My weekly Law Bytes column (Toronto Star version, homepage version ) discusses the renewed net neutrality concerns in Canada in light of comments from Videotron President Robert Depatie promoting the establishment of a new Internet transmission tariff that would require content creators of all sizes to fork over millions of dollars for the right to transmit content to ISP subscribers. I note that there is mounting evidence that content and application discrimination is already here. In Canada, the Depatie remarks join a handful of examples that include Telus' 2005 decision during a labour dispute to block access to a website that supported its union (blocking hundreds of additional websites in the process), Shaw Cable's ten dollar surcharge for "premium" Internet telephony service (which generated a complaint to the CRTC from Vonage, a leading Internet telephony provider), and Rogers' decision to limit bandwidth for legitimate peer-to-peer software applications (without full public disclosure of the practice).
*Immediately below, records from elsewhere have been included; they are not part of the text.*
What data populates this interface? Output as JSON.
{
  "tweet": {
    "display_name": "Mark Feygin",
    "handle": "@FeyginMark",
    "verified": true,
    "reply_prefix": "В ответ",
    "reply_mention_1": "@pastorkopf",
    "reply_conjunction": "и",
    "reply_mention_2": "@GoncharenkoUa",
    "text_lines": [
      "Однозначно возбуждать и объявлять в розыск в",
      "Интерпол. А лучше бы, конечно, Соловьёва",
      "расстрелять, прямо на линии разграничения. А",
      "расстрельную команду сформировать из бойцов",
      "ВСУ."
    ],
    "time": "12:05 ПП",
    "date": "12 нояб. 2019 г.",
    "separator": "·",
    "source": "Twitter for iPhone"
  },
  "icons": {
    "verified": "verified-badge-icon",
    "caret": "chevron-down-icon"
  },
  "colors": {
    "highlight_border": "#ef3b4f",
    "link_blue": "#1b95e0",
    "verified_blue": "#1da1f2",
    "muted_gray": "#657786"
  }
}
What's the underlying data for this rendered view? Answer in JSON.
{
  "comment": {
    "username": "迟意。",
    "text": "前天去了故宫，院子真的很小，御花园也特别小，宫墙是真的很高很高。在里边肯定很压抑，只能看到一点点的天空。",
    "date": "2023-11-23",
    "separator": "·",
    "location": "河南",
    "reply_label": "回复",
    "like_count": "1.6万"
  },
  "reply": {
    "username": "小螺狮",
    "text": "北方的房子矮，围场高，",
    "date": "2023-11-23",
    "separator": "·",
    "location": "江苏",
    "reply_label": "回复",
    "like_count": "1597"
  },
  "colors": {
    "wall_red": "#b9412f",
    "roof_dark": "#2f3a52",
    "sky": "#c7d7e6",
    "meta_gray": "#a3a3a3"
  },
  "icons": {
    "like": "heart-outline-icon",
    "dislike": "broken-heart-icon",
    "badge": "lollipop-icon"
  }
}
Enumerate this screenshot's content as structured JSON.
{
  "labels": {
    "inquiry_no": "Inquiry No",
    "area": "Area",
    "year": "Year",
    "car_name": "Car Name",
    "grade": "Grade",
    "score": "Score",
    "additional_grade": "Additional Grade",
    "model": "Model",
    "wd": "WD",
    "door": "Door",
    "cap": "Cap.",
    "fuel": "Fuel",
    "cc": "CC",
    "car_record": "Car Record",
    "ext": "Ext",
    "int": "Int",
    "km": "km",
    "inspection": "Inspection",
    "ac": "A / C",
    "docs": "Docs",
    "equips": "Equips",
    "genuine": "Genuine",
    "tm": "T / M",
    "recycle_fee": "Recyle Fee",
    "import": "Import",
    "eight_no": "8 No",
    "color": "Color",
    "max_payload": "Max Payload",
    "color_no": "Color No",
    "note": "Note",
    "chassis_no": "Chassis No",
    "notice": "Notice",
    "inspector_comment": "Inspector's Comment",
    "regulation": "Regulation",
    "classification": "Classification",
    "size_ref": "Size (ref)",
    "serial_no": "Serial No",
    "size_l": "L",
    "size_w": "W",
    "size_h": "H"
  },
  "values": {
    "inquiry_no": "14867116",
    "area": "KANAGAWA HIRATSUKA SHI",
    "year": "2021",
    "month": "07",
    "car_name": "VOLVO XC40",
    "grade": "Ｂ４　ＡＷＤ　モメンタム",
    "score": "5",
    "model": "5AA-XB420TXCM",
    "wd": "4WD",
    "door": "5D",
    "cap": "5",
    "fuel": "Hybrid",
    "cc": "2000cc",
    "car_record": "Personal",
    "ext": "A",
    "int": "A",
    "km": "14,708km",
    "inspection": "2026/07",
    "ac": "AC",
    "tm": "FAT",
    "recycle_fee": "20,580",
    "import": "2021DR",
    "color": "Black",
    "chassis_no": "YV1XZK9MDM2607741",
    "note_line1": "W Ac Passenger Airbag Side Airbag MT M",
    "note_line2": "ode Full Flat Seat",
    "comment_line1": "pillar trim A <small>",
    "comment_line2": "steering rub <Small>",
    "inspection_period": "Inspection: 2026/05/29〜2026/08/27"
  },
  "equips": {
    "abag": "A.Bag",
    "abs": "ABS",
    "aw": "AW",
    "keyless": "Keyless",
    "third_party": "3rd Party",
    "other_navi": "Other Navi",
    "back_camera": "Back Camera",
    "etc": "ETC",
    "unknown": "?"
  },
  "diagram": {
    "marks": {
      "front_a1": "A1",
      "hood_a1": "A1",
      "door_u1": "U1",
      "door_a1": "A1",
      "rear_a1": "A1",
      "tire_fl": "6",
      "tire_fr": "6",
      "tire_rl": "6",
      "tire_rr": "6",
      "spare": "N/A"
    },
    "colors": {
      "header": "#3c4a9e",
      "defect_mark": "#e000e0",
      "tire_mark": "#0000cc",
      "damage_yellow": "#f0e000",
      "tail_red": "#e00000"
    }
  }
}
While opponents of network neutrality legislation argue that a competitive marketplace removes the need for government intervention, the reality is that the market for broadband services in Canada is at best an oligopoly. Most Canadians have limited choice, with consumers in urban areas choosing between indistinguishable cable and telephone Internet packages, while Canadians in rural communities are often left with no broadband options at all.
In light of the current environment, a recent Canadian telecommunications policy review directly addressed the network neutrality issue.